America’s Intentional Broadband Duopoly

Written by Dane Jasper
September 2, 2011 | 4 min read

Michael Powell

Michael Powell

When was the last time someone offered to sell you Broadband over Power Line (BPL)?

BPL was one of the FCC’s five “modes” of competitive access, and the FCC traded this flawed concept of “intermodal” competition for true open market competition.

In 1996, Congress passed The Telecom Act, a major update to the previous 1934 telecommunications law. The updated Act set out to foster true competition in local communication services, and, by extension, broadband.
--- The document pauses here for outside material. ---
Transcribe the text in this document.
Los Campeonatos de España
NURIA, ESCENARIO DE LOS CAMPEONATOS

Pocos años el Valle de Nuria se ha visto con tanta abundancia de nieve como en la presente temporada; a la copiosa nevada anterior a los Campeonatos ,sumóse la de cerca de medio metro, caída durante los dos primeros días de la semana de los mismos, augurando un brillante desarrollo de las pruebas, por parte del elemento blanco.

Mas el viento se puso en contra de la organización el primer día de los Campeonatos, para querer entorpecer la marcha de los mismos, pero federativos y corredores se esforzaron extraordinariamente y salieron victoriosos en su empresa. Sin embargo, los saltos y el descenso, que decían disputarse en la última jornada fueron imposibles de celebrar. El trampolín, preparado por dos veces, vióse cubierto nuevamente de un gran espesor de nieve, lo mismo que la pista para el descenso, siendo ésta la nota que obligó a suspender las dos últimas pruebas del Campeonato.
And, it almost worked.

The Act separated services – voice, data, etc – from the physical infrastructure they ran over (copper wires) and allowed competitors uniform access to the cabling to deliver these services. The incumbent sold access to the copper lines, at a profit, to multiple competitors who deployed the equipment connected to the ends. This recognition of the copper lines themselves as a natural monopoly, while services over them were competitive, was the key to the goal of vibrant and open competitive access.

This innovative Act spurred the widespread deployment of DSL services, and a tumultuous period of competitive over-construction and subsequent bankruptcies. These failures don’t condem the concept of competition, but were an over-exuberance of investment ahead of demand. Startup telcos also suffered during the dot-com crash in 2001; as funding dried up, large cash consumption rates caught up with reserves for many of these companies.

In the late 1990’s, most other developed nations followed the U.S. example in separating structure from services. They have stayed the course, and in Europe and Asia today competitive access has driven up broadband speeds, at lower costs.

But, in global broadband rankings, the U.S. isn’t even in the top ten! This is because despite Congress’s expressed intention of creating competition with The Act, the FCC decided that five competitors was enough. And, three of them were non-starters.

With the appointment of FCC Chairman Michael Powell, and lobbying by incumbents, a new theory was born: Intermodal competition was better than true open competition. The modes: Cable, Telco, Power Line, Satellite and Wireless. Each, an effective state-created monopoly. This was done under the banner of the free market, a topsy-turvy way to look at the elimination of actual competition.

With the shift away from the 1996 Act’s open competition model toward this constrained intermodal goal, the FCC began to make a series of decisions to clear the decks of meaningful competition, freeing Cable to spar with Telco, with Broadband over Power Line and Wireless. Satellite would bring up the rear for those unlucky enough to live in a region not worth investing in by the designated modal monopoly.

To create these modal monopolies, the FCC began to foreclose meaningful competition. First, they set aside access to available idle incumbent fiber optic lines for competitors, meaning the the suburbs, which are served by fiber-fed digital loop carriers and remote terminals, were out of reach. In their Triennial Review Remand Order of 2004, the FCC wrote:

In our Triennial Review Order, we recognized the marketplace realities of robust broadband competition and increasing competition from intermodal sources, and thus eliminated most unbundling requirements for broadband architectures serving the mass market

Robust broadband competition? Really?

Then, in the Brand X decision, they ruled that Cable would not be required to allow competitors to lease their lines either. The FCC did this by reclassifying broadband Internet access as an “information service”, rather than a “telecommunications service”. As a result, common carriage rules could be set aside, allowing for an incumbent Cable monopoly. This decision was challenged all the way to the supreme court, who ruled in 2005 that the FCC had the jurisdiction to make this decision.

To close out Powell’s near-complete dismantling of competitive services in the U.S., the FCC took up the issue of ISPs resale of DSL using the incumbent’s equipment, also known as wholesale “bitstream” access. If Cable is an information service under Brand X, why shouldn’t Telco have the same “regulatory relief”? The result: the FCC granted forbearance (in other words, declined to enforce its rules) from the common carriage requirements for telco DSL services.

As for robust intermodal competition, the fact is that BPL hasn’t worked. And Wireless is slow and expensive. And of course satellite, with its round-trip to outer space and back really isn’t a contender.

So, much of the U.S. has ended up with exactly what the FCC intended: intermodal competition, an effective duopoly. The predictable result: the U.S. is no longer a broadband leader.

There are pockets of competitive offerings. Most businesses can choose telephone and Internet service from a competitive company. And, in metropolitan regions, there may also be competitive choices like’s Fusion service, or Covad ADSL2+.

For those in the suburbs, competitive prospects are pretty dim. That was the intention.